Однажды ночью я проснулся. Мне снилось, что я шел по какому‑то узкому, темному переулку: на меня наехала карета, ударила дышлом в бок, и у меня образовался pneumothorax. Я сел на постели. Бледная ночь смотрела в окно; вентилятор, перетерший смазку, наполнял тишину яростным, прерывистым хрипом; в кухне плакал больной ребенок квартирной хозяйку. Все виденное и передуманное в последнее время вдруг встало предо мною, и я ужаснулся, до чего человек не защищен от случайностей, на каком тонком волоске висит всегда его здоровье. Только бы его, здоровья, – с ним ничего не страшно, никакие испытания; его потерять – значит потерять все; без него нет свободы, нет независимости, человек становится рабом окружающих людей и обстановки; оно – высшее и необходимейшее благо, а между тем удержать его так трудно! Пришлось бы всю жизнь, все силы положить на это; но ведь обидно и смешно ставить себе это целью жизни. Притом, все равно ничего не достигнешь даже в том случае, если только для этого и жить. Беречься? Но этим теряешь приспособляемость; птица безнаказанно спит под дождем, мокрая до последнего перышка, мы бы при таких условиях получили смертельную простуду. Да и как беречься? Мы ничего не знаем, отчего происходят рак, саркома, масса нервных страданий, сахарная болезнь, большинство мучительных кожных болезней. Как ни берегись, а может быть, через год в это время я уже буду лежать, пораженный pemphigo foliaceo; вся кожа при этой болезни покрывается вялыми пузырями; пузыри лопаются и обнажают подкожный слой, который больше не зарастает; и человек, лишенный кожи, не знает, как сесть, как лечь, потому что самое легкое прикосновение к телу вызывает жгучие боли. Об этом смешно думать? Но ведь и тот больной с pemphigus'oм, которого я на днях видел в клинике, полгода назад тоже был совершенно здоров и не ждал беды. Ни один час здоровья нам не гарантирован. Между тем хочется жить, жить и быть счастливым, а это невозможно… И для чего любовь со всей поэзией и счастьем? Для чего любовь, если от нее столько мук? Да неужели же «любовь» является не насмешкою над любовью, если человек решается причинять любимой женщине те муки, которые я видел в акушерской клинике? Страданье, страданье без конца, страданье во всевозможных видах и формах – вот в чем вся суть и вся жизнь человеческого организма.

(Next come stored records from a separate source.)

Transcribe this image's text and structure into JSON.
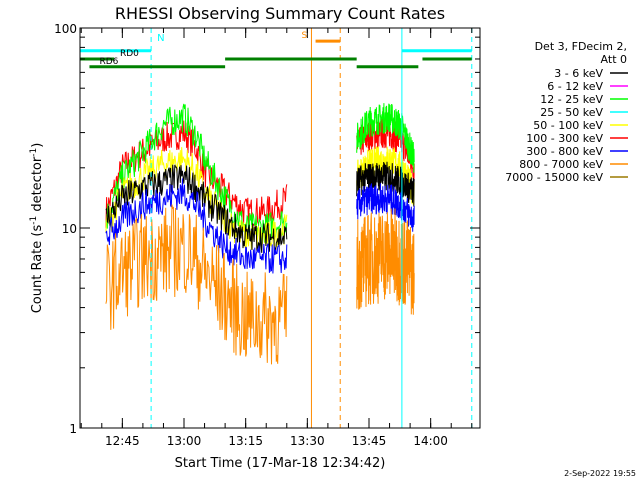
{
  "chart_data": {
    "type": "line",
    "title": "RHESSI Observing Summary Count Rates",
    "xlabel": "Start Time (17-Mar-18 12:34:42)",
    "ylabel_parts": {
      "main": "Count Rate (s",
      "sup": "-1",
      "tail": " detector",
      "sup2": "-1",
      "close": ")"
    },
    "y_scale": "log",
    "ylim": [
      1,
      100
    ],
    "y_ticks": [
      {
        "value": 1,
        "label": "1"
      },
      {
        "value": 10,
        "label": "10"
      },
      {
        "value": 100,
        "label": "100"
      }
    ],
    "xlim": [
      "12:34:42",
      "14:12:00"
    ],
    "x_ticks": [
      {
        "value": "12:45",
        "label": "12:45"
      },
      {
        "value": "13:00",
        "label": "13:00"
      },
      {
        "value": "13:15",
        "label": "13:15"
      },
      {
        "value": "13:30",
        "label": "13:30"
      },
      {
        "value": "13:45",
        "label": "13:45"
      },
      {
        "value": "14:00",
        "label": "14:00"
      }
    ],
    "legend": {
      "position": "top-right",
      "header": [
        "Det 3, FDecim 2,",
        "Att 0"
      ],
      "entries": [
        {
          "label": "3 - 6 keV",
          "color": "#000000"
        },
        {
          "label": "6 - 12 keV",
          "color": "#ff00ff"
        },
        {
          "label": "12 - 25 keV",
          "color": "#00ff00"
        },
        {
          "label": "25 - 50 keV",
          "color": "#00ffff"
        },
        {
          "label": "50 - 100 keV",
          "color": "#ffff00"
        },
        {
          "label": "100 - 300 keV",
          "color": "#ff0000"
        },
        {
          "label": "300 - 800 keV",
          "color": "#0000ff"
        },
        {
          "label": "800 - 7000 keV",
          "color": "#ff8c00"
        },
        {
          "label": "7000 - 15000 keV",
          "color": "#9c7a00"
        }
      ]
    },
    "intervals": [
      {
        "start": "12:41:00",
        "end": "13:25:00"
      },
      {
        "start": "13:42:00",
        "end": "13:56:00"
      }
    ],
    "series": [
      {
        "name": "100 - 300 keV",
        "color": "#ff0000",
        "times": [
          "12:41",
          "12:45",
          "12:50",
          "12:55",
          "13:00",
          "13:03",
          "13:05",
          "13:10",
          "13:15",
          "13:20",
          "13:25",
          "13:42",
          "13:45",
          "13:50",
          "13:53",
          "13:56"
        ],
        "values": [
          12,
          20,
          24,
          28,
          30,
          25,
          19,
          15,
          12,
          12,
          14,
          26,
          29,
          30,
          27,
          20
        ]
      },
      {
        "name": "12 - 25 keV",
        "color": "#00ff00",
        "times": [
          "12:41",
          "12:45",
          "12:50",
          "12:55",
          "13:00",
          "13:03",
          "13:05",
          "13:10",
          "13:15",
          "13:20",
          "13:25",
          "13:42",
          "13:45",
          "13:50",
          "13:53",
          "13:56"
        ],
        "values": [
          11,
          18,
          24,
          33,
          36,
          29,
          22,
          14,
          10,
          10,
          11,
          28,
          34,
          36,
          32,
          22
        ]
      },
      {
        "name": "50 - 100 keV",
        "color": "#ffff00",
        "times": [
          "12:41",
          "12:45",
          "12:50",
          "12:55",
          "13:00",
          "13:03",
          "13:05",
          "13:10",
          "13:15",
          "13:20",
          "13:25",
          "13:42",
          "13:45",
          "13:50",
          "13:53",
          "13:56"
        ],
        "values": [
          10,
          15,
          18,
          21,
          22,
          19,
          15,
          11,
          9,
          9,
          10,
          18,
          21,
          22,
          20,
          15
        ]
      },
      {
        "name": "3 - 6 keV",
        "color": "#000000",
        "times": [
          "12:41",
          "12:45",
          "12:50",
          "12:55",
          "13:00",
          "13:03",
          "13:05",
          "13:10",
          "13:15",
          "13:20",
          "13:25",
          "13:42",
          "13:45",
          "13:50",
          "13:53",
          "13:56"
        ],
        "values": [
          11,
          14,
          16,
          17,
          18,
          16,
          14,
          11,
          9,
          9,
          9,
          17,
          18,
          18,
          17,
          15
        ]
      },
      {
        "name": "300 - 800 keV",
        "color": "#0000ff",
        "times": [
          "12:41",
          "12:45",
          "12:50",
          "12:55",
          "13:00",
          "13:03",
          "13:05",
          "13:10",
          "13:15",
          "13:20",
          "13:25",
          "13:42",
          "13:45",
          "13:50",
          "13:53",
          "13:56"
        ],
        "values": [
          9,
          11,
          13,
          14,
          15,
          13,
          11,
          8,
          7,
          7,
          7,
          13,
          14,
          14,
          13,
          11
        ]
      },
      {
        "name": "800 - 7000 keV",
        "color": "#ff8c00",
        "times": [
          "12:41",
          "12:45",
          "12:50",
          "12:55",
          "13:00",
          "13:03",
          "13:05",
          "13:10",
          "13:15",
          "13:20",
          "13:25",
          "13:42",
          "13:45",
          "13:50",
          "13:53",
          "13:56"
        ],
        "values": [
          5,
          6,
          7,
          7.5,
          8,
          7,
          6,
          4.5,
          3.5,
          3.5,
          3.5,
          6.5,
          7,
          7.5,
          7,
          6
        ]
      }
    ],
    "state_bars": [
      {
        "label": "",
        "color": "#00ffff",
        "y": 77,
        "segments": [
          [
            "12:34:42",
            "12:52:00"
          ],
          [
            "13:53:00",
            "14:10:00"
          ]
        ]
      },
      {
        "label": "RD0",
        "color": "#008000",
        "y": 70,
        "segments": [
          [
            "12:34:42",
            "12:43:00"
          ],
          [
            "13:10:00",
            "13:42:00"
          ],
          [
            "13:58:00",
            "14:10:00"
          ]
        ]
      },
      {
        "label": "RD6",
        "color": "#008000",
        "y": 64,
        "segments": [
          [
            "12:37:00",
            "13:10:00"
          ],
          [
            "13:42:00",
            "13:57:00"
          ]
        ]
      },
      {
        "label": "S",
        "color": "#ff8c00",
        "y": 86,
        "segments": [
          [
            "13:32:00",
            "13:38:00"
          ]
        ]
      }
    ],
    "markers": [
      {
        "label": "N",
        "color": "#00ffff",
        "solid": "12:34:42",
        "dashed": "12:52:00"
      },
      {
        "label": "",
        "color": "#00ffff",
        "solid": "13:53:00",
        "dashed": "14:10:00"
      },
      {
        "label": "",
        "color": "#ff8c00",
        "solid": "13:31:00",
        "dashed": "13:38:00"
      }
    ]
  },
  "timestamp": "2-Sep-2022 19:55"
}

Вскоре это страданье встало передо мною в реальной форме. У меня на левой руке под мышкою находилась небольшая родинка; ни с того ни с сего она вдруг начала расти, стала болезненной; я боялся верить глазам, но она с каждым днем увеличивалась и становилась все болезненнее; опухоль достигла величины лесного ореха. Сомнений быть не могло; из родинки у меня развивалась саркома, – та страшная меланосаркома, которая обыкновенно и развивается из невинных родинок. Как на эшафот, пошел я на прием к нашему профессору‑хирургу.
– Профессор, у меня, кажется… саркома на руке, – сказал я обрывающимся голосом.
Профессор внимательно посмотрел на меня.
– Вы медик третьего курса? – спросил он.
– Да.
– Покажите вашу саркому.
Я разделся. Профессор срезал ножницами тонкую ножку, на которой держалась опухоль.
– Вы себе натерли родинку рукавом, – больше ничего. Возьмите себе на память вашу саркому, – добродушно улыбнулся он, подавая мне маленький мясистый комочек.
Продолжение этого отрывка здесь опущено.